Dr. Kyaga and Dr. Jameson have disclosed no relevant financial relationships.

Br J Psychiatry. 2011;199:351-352, 373-379

 

Re: No Myth Creativity And Mental Illness Linked » Phillipa

Posted by ihatedrugs on November 11, 2011, at 2:56:36

In reply to No Myth Creativity And Mental Illness Linked, posted by Phillipa on November 10, 2011, at 21:19:29

Fits in perfectly as I have an MFA. I should go to my studio and burn all my work.

 

Re: No Myth Creativity And Mental Illness Linked » ihatedrugs

Posted by Phillipa on November 11, 2011, at 19:22:39

In reply to Re: No Myth Creativity And Mental Illness Linked » Phillipa, posted by ihatedrugs on November 11, 2011, at 2:56:36

MFA? What's that. Sounds like you are also creative.

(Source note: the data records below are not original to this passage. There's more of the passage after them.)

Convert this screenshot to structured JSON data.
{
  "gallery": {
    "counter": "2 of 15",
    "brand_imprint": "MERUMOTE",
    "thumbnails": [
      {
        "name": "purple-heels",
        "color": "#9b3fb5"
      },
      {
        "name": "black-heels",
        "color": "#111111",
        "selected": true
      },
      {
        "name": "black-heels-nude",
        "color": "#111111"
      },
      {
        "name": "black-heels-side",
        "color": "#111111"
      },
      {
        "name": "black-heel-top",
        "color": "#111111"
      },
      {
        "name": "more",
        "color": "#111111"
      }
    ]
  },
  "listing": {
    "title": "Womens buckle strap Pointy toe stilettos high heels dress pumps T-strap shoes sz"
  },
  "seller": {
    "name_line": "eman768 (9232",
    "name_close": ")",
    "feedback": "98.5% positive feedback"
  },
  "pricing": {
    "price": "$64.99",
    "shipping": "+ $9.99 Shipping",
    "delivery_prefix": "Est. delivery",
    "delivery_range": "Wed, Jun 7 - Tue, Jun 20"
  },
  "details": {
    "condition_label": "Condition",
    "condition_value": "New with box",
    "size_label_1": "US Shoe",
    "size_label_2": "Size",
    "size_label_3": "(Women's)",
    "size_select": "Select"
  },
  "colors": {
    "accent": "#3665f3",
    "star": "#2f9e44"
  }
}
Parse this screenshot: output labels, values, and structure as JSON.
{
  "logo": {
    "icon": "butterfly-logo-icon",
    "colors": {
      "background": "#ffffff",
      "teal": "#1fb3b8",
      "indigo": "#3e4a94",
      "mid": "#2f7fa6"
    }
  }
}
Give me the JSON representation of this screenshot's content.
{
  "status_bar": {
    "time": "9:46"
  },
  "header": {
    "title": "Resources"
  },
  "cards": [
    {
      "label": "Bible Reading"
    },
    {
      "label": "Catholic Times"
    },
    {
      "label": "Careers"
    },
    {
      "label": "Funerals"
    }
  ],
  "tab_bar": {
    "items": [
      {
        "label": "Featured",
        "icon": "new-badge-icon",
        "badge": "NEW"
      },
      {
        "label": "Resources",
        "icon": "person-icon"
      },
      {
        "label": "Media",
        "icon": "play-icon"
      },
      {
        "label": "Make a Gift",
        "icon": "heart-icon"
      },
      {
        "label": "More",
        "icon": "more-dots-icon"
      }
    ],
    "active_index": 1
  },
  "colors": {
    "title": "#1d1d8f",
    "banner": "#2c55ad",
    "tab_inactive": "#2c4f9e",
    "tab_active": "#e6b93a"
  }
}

Phillipa

 

Re: No Myth Creativity And Mental Illness Linked » Phillipa

Posted by ihatedrugs on November 12, 2011, at 1:04:54

In reply to Re: No Myth Creativity And Mental Illness Linked » ihatedrugs, posted by Phillipa on November 11, 2011, at 19:22:39

> MFA? What's that. Sounds like you are also creative. Phillipa

Masters in Fine Arts. Should've gone for accounting;)

 

Re: No Myth Creativity And Mental Illness Linked » ihatedrugs

Posted by floatingbridge on November 12, 2011, at 13:46:40

In reply to Re: No Myth Creativity And Mental Illness Linked » Phillipa, posted by ihatedrugs on November 12, 2011, at 1:04:54

I think this study, extrapolated says you might have made a poor accountant :)

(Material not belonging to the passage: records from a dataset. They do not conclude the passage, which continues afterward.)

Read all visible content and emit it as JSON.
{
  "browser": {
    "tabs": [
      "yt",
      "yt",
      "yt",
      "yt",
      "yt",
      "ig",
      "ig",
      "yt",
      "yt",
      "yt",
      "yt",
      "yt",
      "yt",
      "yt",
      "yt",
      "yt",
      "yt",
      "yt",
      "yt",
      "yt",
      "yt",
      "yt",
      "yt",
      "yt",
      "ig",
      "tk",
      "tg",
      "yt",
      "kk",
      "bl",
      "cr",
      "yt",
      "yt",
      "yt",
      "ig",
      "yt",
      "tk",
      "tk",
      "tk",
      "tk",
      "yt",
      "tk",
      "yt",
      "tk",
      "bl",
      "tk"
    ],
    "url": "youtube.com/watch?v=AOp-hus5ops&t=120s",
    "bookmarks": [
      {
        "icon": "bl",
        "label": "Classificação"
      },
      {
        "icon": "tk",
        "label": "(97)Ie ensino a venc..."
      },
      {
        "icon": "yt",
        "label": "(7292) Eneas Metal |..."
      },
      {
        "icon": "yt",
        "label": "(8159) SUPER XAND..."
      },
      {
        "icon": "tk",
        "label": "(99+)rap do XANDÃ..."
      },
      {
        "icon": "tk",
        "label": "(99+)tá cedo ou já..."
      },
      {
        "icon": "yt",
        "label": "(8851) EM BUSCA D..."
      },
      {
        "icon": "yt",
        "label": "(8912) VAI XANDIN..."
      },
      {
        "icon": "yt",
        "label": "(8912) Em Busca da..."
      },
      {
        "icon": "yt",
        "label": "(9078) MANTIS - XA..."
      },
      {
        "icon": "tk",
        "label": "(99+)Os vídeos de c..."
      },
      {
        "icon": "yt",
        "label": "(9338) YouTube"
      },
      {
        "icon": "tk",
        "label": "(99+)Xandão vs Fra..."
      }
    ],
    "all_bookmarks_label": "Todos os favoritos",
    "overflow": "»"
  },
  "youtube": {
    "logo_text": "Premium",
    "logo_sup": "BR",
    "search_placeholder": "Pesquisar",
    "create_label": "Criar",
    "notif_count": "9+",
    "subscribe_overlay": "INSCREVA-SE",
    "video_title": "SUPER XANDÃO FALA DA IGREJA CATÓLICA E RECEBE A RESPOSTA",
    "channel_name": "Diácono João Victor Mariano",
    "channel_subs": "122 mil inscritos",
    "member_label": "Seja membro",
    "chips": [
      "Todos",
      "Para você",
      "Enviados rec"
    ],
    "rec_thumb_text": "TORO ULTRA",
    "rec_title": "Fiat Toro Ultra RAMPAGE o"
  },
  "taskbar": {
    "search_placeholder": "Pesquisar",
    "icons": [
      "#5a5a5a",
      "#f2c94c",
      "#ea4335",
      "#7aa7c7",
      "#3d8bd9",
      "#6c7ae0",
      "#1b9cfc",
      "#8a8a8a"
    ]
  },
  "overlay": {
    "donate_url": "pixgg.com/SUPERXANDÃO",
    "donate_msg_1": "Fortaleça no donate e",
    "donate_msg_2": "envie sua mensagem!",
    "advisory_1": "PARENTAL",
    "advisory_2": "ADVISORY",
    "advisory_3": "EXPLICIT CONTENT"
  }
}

Just don't cut off your ear, a'la Van Gough before you ransack your studio.

As for me, I will have piles of papers and notebooks lying about after I die that my son will need to burn. Or recycle.

Signed, another person with mental illness and a useless MFA.

 

Re: No Myth Creativity And Mental Illness Linked

Posted by Phillipa on November 12, 2011, at 19:00:00

In reply to Re: No Myth Creativity And Mental Illness Linked » ihatedrugs, posted by floatingbridge on November 12, 2011, at 13:46:40

To be creative and enjoy art to me is wonderful. Phillipa

 

Re: No Myth Creativity And Mental Illness Linked » floatingbridge

Posted by ihatedrugs on November 13, 2011, at 3:10:44

In reply to Re: No Myth Creativity And Mental Illness Linked » ihatedrugs, posted by floatingbridge on November 12, 2011, at 13:46:40

> I think this study, extrapolated says you might have made a poor accountant :)
>
> Just don't cut off your ear, a'la Van Gough before you ransack your studio.
>
> As for me, I will have piles of papers and notebooks lying about after I die that my son will need to burn. Or recycle.
>
> Signed, another person with mental illness and a useless MFA.

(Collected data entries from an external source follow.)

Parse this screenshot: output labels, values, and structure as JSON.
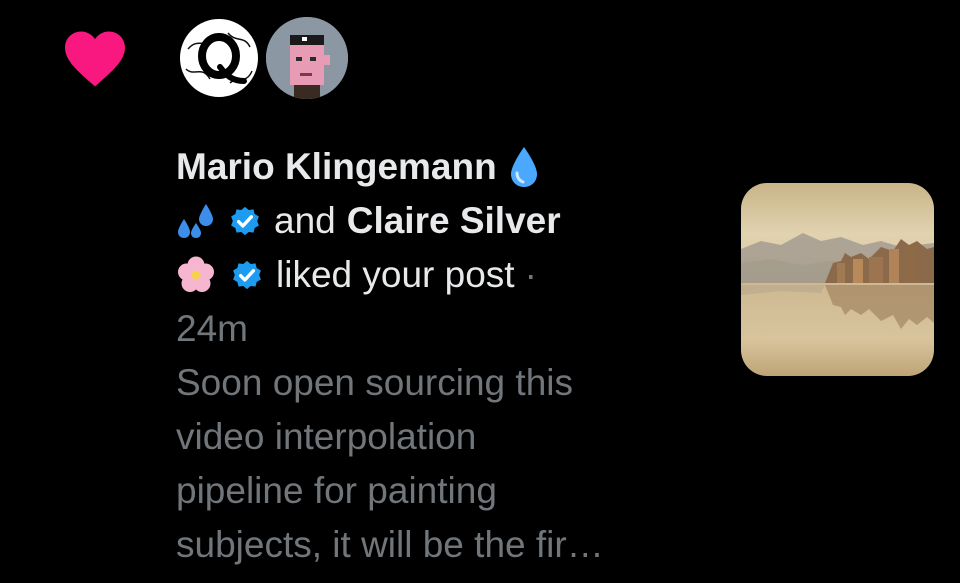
{
  "notification": {
    "type": "like",
    "accent_color": "#f91880",
    "verified_color": "#1d9bf0",
    "user1": {
      "name": "Mario Klingemann",
      "avatar_icon": "q-monogram-avatar",
      "emoji": "droplet"
    },
    "connector": "and",
    "user2": {
      "name": "Claire Silver",
      "avatar_icon": "pixel-punk-avatar",
      "emoji": "cherry-blossom"
    },
    "action": "liked your post",
    "separator": "·",
    "time": "24m",
    "preview_lines": [
      "Soon open sourcing this",
      "video interpolation",
      "pipeline for painting",
      "subjects, it will be the fir…"
    ],
    "thumbnail_icon": "landscape-painting-thumbnail"
  }
}
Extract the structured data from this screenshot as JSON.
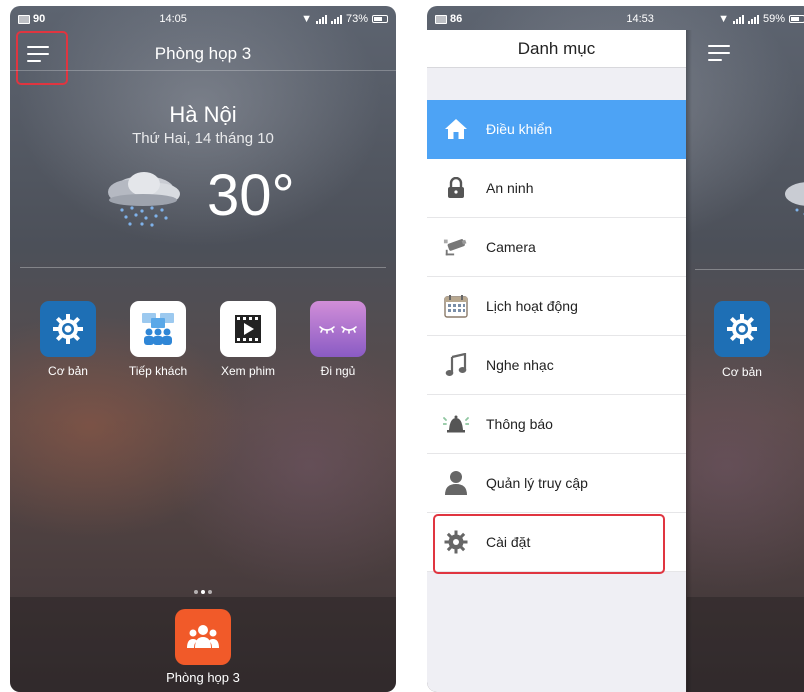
{
  "colors": {
    "accent_blue": "#4DA3F5",
    "highlight_red": "#E03540",
    "basic_scene_blue": "#1E6FB5",
    "dock_app_orange": "#F15A29"
  },
  "left_screen": {
    "status": {
      "notification_count": "90",
      "time": "14:05",
      "battery": "73%"
    },
    "header": {
      "title": "Phòng họp 3",
      "menu_icon": "hamburger-menu-icon"
    },
    "weather": {
      "city": "Hà Nội",
      "date": "Thứ Hai, 14 tháng 10",
      "temperature": "30°",
      "icon": "rain-cloud-icon"
    },
    "scenes": [
      {
        "label": "Cơ bản",
        "icon": "gear-icon"
      },
      {
        "label": "Tiếp khách",
        "icon": "meeting-icon"
      },
      {
        "label": "Xem phim",
        "icon": "film-icon"
      },
      {
        "label": "Đi ngủ",
        "icon": "sleep-eyes-icon"
      }
    ],
    "page_indicator": {
      "pages": 3,
      "current": 2
    },
    "dock": {
      "label": "Phòng họp 3",
      "icon": "group-icon"
    }
  },
  "right_screen": {
    "status": {
      "notification_count": "86",
      "time": "14:53",
      "battery": "59%"
    },
    "drawer": {
      "title": "Danh mục",
      "items": [
        {
          "label": "Điều khiển",
          "icon": "home-icon",
          "active": true
        },
        {
          "label": "An ninh",
          "icon": "lock-icon",
          "active": false
        },
        {
          "label": "Camera",
          "icon": "security-camera-icon",
          "active": false
        },
        {
          "label": "Lịch hoạt động",
          "icon": "calendar-icon",
          "active": false
        },
        {
          "label": "Nghe nhạc",
          "icon": "music-note-icon",
          "active": false
        },
        {
          "label": "Thông báo",
          "icon": "alarm-bell-icon",
          "active": false
        },
        {
          "label": "Quản lý truy cập",
          "icon": "user-icon",
          "active": false
        },
        {
          "label": "Cài đặt",
          "icon": "settings-gear-icon",
          "active": false
        }
      ]
    },
    "background_scene": {
      "label": "Cơ bản",
      "icon": "gear-icon"
    }
  }
}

Hahaha...funny thing you mentioned Van Gogh. Did you see the recent episode on 60 minutes (I believe) about these historians who revealed that Van Gogh may have suffered from Temporal Lobe epilepsy and not Manic Depression as it was once believed?

 

Re: No Myth Creativity And Mental Illness Linked » ihatedrugs

Posted by floatingbridge on November 13, 2011, at 6:53:17

In reply to Re: No Myth Creativity And Mental Illness Linked » floatingbridge, posted by ihatedrugs on November 13, 2011, at 3:10:44

No, I didn't. Interesting. And unfortunate if true. Maybe there is something online. (We don't have a t.v.)

 

Re: No Myth Creativity And Mental Illness Linked

Posted by psychobot5000 on November 14, 2011, at 15:17:11

In reply to Re: No Myth Creativity And Mental Illness Linked, posted by Phillipa on November 12, 2011, at 19:00:00

> To be creative and enjoy art to me is wonderful. Phillipa

Indeed it is! But I could do without the associated risk of mental illness, myself, haha :)

Someone studied the Iowa Writers' Workshop, a few years ago, and found that their relatives had an increased risk of depression and bipolar disorder, as well as other mental illnesses.